Michel Cordes, central character of "Plus belle la vie", is dead

Michel Cordes, who embodied a central character in the emblematic series Plus belle la vie, died at the age of 77 on Friday May 5, by firearm in the suburbs of Montpellier, we learned from a source close to the ‘investigation.

The actor, who played the boss of Le Mistral café in the cult soap opera in France, which stopped at the end of 2022, was found at his home in the afternoon, added this source, confirming a information from the regional daily newspaper Midi Libre.

The Montpellier prosecutor’s office, which could not be reached immediately, opened an investigation entrusted to the gendarmerie to determine the causes of death, the trail of suicide not being excluded, according to the source close to the investigation. .

Plus belle la vie is the longest soap opera ever produced in France, originally broadcast on France 3 and now rebroadcast on YouTube.
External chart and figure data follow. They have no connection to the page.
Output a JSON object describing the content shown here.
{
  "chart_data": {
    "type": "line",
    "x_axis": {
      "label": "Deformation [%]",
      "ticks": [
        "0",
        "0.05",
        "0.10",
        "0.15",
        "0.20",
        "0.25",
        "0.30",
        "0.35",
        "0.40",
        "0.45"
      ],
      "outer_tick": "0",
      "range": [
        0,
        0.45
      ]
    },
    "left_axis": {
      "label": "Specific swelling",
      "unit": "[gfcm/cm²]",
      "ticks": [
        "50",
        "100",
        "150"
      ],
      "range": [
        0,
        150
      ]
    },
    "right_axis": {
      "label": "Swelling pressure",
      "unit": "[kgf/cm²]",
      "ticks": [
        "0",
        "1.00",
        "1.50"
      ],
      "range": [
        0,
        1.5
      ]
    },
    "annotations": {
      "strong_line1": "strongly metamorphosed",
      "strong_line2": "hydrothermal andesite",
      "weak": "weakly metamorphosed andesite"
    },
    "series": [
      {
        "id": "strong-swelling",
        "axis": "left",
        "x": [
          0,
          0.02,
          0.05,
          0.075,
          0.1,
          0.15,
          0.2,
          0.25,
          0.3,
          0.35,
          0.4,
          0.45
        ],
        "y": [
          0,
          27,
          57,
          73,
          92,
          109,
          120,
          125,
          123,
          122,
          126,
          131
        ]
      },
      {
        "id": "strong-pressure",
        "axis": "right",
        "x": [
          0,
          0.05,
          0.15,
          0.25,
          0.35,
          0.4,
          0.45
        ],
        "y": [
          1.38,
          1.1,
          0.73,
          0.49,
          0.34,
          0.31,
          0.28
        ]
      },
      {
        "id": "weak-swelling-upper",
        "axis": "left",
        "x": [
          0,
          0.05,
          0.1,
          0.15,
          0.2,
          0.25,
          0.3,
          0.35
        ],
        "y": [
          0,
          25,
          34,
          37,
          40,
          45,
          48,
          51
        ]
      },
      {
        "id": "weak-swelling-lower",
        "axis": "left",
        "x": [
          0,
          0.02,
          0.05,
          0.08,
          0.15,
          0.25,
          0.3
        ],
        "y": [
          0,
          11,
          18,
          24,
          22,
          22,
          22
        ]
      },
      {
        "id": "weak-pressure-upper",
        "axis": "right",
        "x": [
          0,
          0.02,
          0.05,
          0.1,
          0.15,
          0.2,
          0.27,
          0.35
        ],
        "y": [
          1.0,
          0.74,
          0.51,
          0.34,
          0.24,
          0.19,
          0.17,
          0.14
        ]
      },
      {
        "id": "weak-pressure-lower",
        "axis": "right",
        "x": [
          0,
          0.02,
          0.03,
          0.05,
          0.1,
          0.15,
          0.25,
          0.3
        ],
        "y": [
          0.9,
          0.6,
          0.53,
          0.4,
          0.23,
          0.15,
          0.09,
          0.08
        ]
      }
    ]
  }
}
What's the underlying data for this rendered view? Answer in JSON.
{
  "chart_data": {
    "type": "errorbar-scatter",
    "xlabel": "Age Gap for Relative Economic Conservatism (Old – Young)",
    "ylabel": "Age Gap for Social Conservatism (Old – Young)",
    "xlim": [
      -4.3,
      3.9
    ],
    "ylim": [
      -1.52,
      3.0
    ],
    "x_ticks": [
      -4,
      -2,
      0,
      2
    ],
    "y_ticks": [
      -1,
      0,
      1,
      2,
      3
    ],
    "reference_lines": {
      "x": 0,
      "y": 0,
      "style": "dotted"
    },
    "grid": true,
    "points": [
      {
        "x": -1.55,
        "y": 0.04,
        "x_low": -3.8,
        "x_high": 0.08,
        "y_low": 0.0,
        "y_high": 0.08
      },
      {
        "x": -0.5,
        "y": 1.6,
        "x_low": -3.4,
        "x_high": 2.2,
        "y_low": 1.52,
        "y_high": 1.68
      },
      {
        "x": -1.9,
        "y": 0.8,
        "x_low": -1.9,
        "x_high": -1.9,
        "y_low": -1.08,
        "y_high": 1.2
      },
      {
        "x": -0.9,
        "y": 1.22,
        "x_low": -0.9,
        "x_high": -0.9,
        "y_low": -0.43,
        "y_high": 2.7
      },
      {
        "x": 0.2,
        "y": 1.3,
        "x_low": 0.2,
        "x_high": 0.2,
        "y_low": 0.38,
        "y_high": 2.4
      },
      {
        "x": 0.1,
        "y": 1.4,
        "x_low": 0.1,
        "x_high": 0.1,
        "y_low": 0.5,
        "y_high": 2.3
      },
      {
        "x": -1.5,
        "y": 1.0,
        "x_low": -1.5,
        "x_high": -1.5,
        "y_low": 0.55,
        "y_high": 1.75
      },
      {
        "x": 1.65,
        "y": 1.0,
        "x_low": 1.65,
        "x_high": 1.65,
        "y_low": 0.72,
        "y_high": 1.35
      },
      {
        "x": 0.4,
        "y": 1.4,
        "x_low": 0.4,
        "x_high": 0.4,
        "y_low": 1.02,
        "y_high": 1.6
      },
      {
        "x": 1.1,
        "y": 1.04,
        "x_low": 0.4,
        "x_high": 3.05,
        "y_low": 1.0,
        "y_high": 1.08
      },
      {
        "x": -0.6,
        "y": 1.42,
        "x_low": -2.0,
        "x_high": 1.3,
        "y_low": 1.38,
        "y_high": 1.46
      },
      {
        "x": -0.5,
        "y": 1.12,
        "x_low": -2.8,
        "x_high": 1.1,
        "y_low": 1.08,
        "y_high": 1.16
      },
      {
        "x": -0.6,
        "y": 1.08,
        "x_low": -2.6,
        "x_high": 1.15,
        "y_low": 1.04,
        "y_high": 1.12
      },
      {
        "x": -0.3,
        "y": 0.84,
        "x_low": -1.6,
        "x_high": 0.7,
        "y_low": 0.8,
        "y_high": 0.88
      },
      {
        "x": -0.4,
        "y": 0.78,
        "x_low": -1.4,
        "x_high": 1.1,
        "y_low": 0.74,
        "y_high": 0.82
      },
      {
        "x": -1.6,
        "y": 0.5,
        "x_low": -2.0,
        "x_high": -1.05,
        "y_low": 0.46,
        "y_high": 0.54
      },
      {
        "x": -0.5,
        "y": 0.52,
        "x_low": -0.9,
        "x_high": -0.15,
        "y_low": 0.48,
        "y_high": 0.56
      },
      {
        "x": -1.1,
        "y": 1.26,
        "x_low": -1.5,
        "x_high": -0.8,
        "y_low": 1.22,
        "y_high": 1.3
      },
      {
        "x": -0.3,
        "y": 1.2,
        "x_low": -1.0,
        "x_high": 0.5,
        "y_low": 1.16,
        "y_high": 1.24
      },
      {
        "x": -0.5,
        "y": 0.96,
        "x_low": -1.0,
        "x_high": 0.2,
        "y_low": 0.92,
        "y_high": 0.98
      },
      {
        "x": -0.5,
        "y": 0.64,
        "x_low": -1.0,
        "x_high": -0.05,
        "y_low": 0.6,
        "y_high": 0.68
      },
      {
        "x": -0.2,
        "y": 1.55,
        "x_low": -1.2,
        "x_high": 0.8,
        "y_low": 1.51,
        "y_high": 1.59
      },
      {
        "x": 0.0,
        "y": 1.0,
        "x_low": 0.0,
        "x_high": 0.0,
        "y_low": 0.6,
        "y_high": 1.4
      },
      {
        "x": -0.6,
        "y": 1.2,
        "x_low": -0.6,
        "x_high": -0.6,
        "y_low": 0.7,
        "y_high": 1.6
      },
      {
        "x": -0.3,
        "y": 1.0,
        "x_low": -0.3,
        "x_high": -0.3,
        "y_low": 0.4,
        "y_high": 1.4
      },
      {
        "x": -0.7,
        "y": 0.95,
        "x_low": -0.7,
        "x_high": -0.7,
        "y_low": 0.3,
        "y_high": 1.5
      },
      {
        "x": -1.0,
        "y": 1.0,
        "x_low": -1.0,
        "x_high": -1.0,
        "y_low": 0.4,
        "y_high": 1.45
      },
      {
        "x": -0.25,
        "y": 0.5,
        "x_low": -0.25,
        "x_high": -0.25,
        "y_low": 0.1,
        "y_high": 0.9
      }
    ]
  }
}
The series, shot in the fictional Marseille district of Mistral, was stopped by France Télévisions in November 2022. It was able to attract up to six million viewers per evening.

“A simple and sincere man”

Michel Cordes, who was born on October 20, 1945 in the Hérault, played, for eighteen years in Plus belle la vie, Roland, the boss of the bar Le Mistral, where many stories of this series were tied.

Before his fictional death in the series, on the Place du Mistral, the actors of Plus belle la vie had sent him public messages, praising “a very handsome actor but above all a simple and sincere man”, as well as his “benevolence”.

Michel Cordes had also played secondary roles in films such as The Hussard on the Roof, by Jean-Paul Rappeneau, alongside Juliette Binoche and Olivier Martinez (1995), or in A Matter of Taste (2000), by Bernard Rapp, with Bernard Giraudeau.

He had also had a long career in the theater, as an actor but also as a director. A fervent defender of Occitan, he had suffered from the contempt of some for his accent.

“France is so made that as soon as you hear a southern accent, fools laugh. I’ve traveled a lot and I can tell you: as soon as you have the accent, people laugh. A bit like politicians when they want to denigrate you or belittle you to dominate you, ”he confided to the Gazette de Montpellier in 2017.

But in addition to the stage, the man had learned the trade of cabinetmaker and was also a sculptor.